Stem cell therapy for haematological disorders is a longstanding successful procedure. Over the past few years it has been realised that stem cells originate from tissues other than bone marrow and it is generally accepted that these cells and products derived from them offer the possibility of new treatment for many diverse conditions. Currently the relative therapeutic benefits of stem cells obtained from embryos, fetal cord blood, bone marrow or other tissues have yet to be determined. A common problem for all these options is the potential rejection due to incompatibility between the donor and patient. Nuclear reprogramming may be the solution.
It is possible to reprogram a somatic nucleus by transferring it into an enucleated egg. This construct is then activated and embryonic stem cells isolated from the resulting blastocyst. Products derived from these ES cells would be compatible with the patient who donates the nucleus and thus not be rejected. This technique is known as therapeutic cloning. Consequently the major burden to the development of this promising new medical treatment is the ethical, political and regulatory hurdles that need to be overcome.

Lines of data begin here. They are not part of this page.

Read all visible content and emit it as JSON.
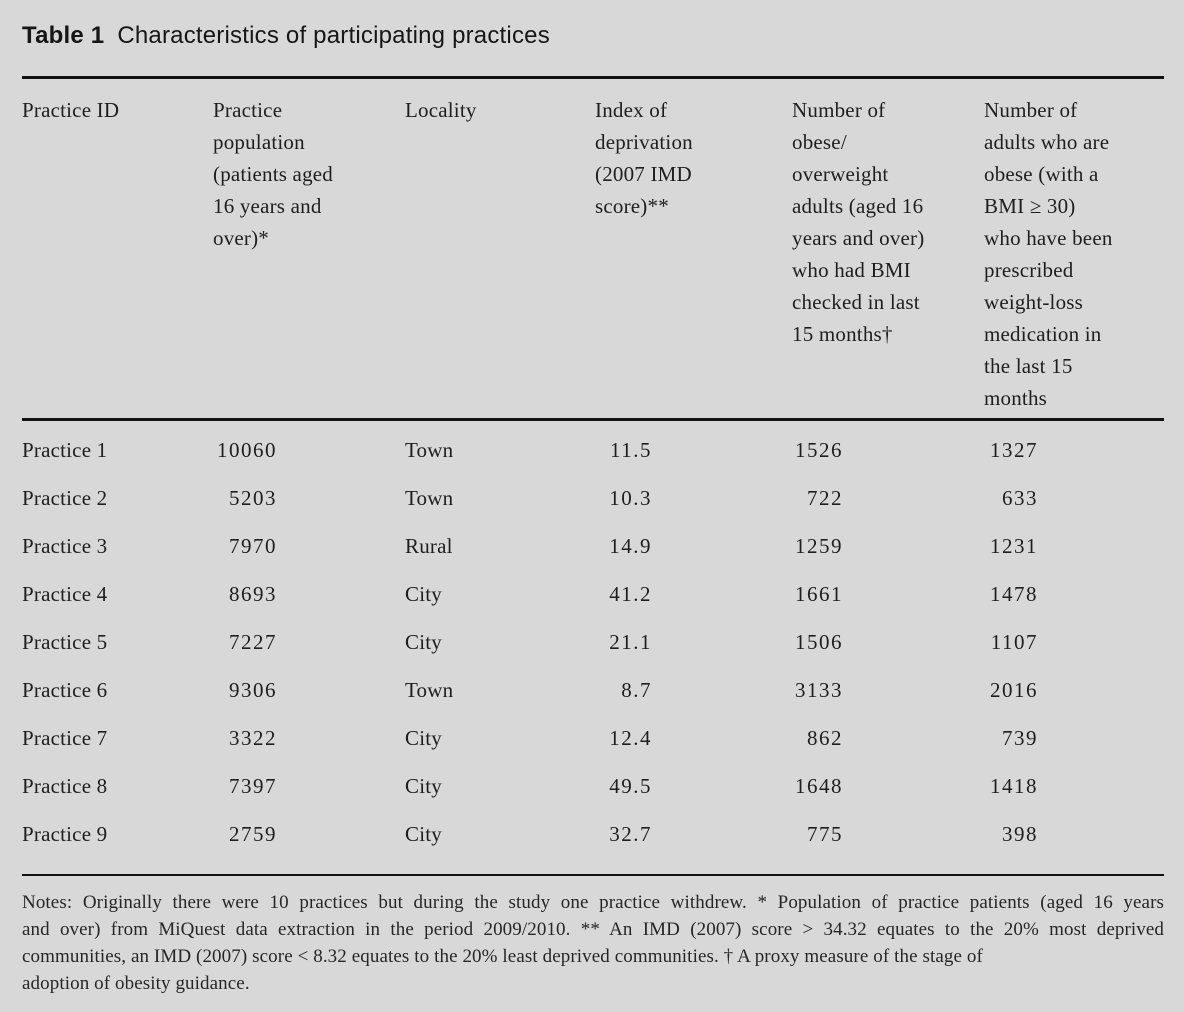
{
  "page": {
    "background_color": "#d8d8d8",
    "text_color": "#1e1e1e",
    "rule_color": "#121212"
  },
  "title": {
    "label": "Table 1",
    "text": "Characteristics of participating practices"
  },
  "table": {
    "headers": [
      "Practice ID",
      "Practice\npopulation\n(patients aged\n16 years and\nover)*",
      "Locality",
      "Index of\ndeprivation\n(2007 IMD\nscore)**",
      "Number of\nobese/\noverweight\nadults (aged 16\nyears and over)\nwho had BMI\nchecked in last\n15 months†",
      "Number of\nadults who are\nobese (with a\nBMI ≥ 30)\nwho have been\nprescribed\nweight-loss\nmedication in\nthe last 15\nmonths"
    ],
    "rows": [
      {
        "cells": [
          "Practice 1",
          "10060",
          "Town",
          "11.5",
          "1526",
          "1327"
        ]
      },
      {
        "cells": [
          "Practice 2",
          "5203",
          "Town",
          "10.3",
          "722",
          "633"
        ]
      },
      {
        "cells": [
          "Practice 3",
          "7970",
          "Rural",
          "14.9",
          "1259",
          "1231"
        ]
      },
      {
        "cells": [
          "Practice 4",
          "8693",
          "City",
          "41.2",
          "1661",
          "1478"
        ]
      },
      {
        "cells": [
          "Practice 5",
          "7227",
          "City",
          "21.1",
          "1506",
          "1107"
        ]
      },
      {
        "cells": [
          "Practice 6",
          "9306",
          "Town",
          "8.7",
          "3133",
          "2016"
        ]
      },
      {
        "cells": [
          "Practice 7",
          "3322",
          "City",
          "12.4",
          "862",
          "739"
        ]
      },
      {
        "cells": [
          "Practice 8",
          "7397",
          "City",
          "49.5",
          "1648",
          "1418"
        ]
      },
      {
        "cells": [
          "Practice 9",
          "2759",
          "City",
          "32.7",
          "775",
          "398"
        ]
      }
    ]
  },
  "notes": {
    "lines": [
      "Notes: Originally there were 10 practices but during the study one practice withdrew. * Population of practice patients (aged 16 years",
      "and over) from MiQuest data extraction in the period 2009/2010. ** An IMD (2007) score > 34.32 equates to the 20% most deprived",
      "communities, an IMD (2007) score < 8.32 equates to the 20% least deprived communities. † A proxy measure of the stage of",
      "adoption of obesity guidance."
    ]
  }
}
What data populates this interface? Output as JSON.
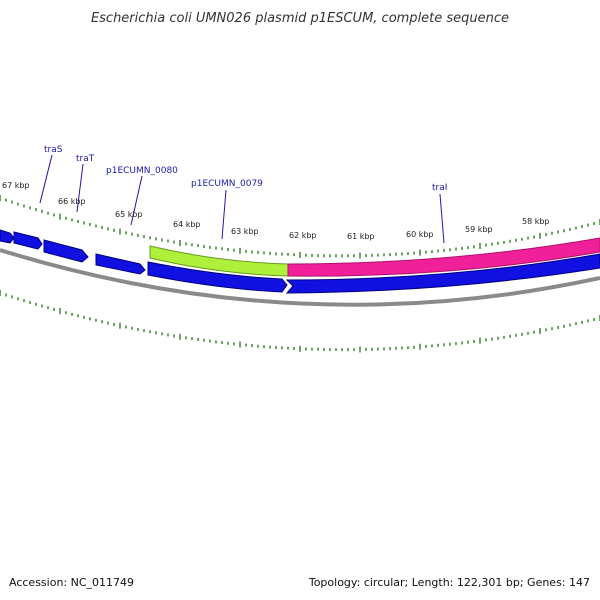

The UK has led the world by legislating to permit nuclear programming. The approval is associated with rigorous regulation and this itself is a significant barrier to development. In particular the source of eggs donors is controversial and is the major rate limiting step in the research at present.
Evidence now suggests that the eggs with competence to reprogram that the nucleus are those which are most difficult to obtain i.e. those used immediately after retrieval from the donor. New strategies are being developed to increase the supply of these eggs.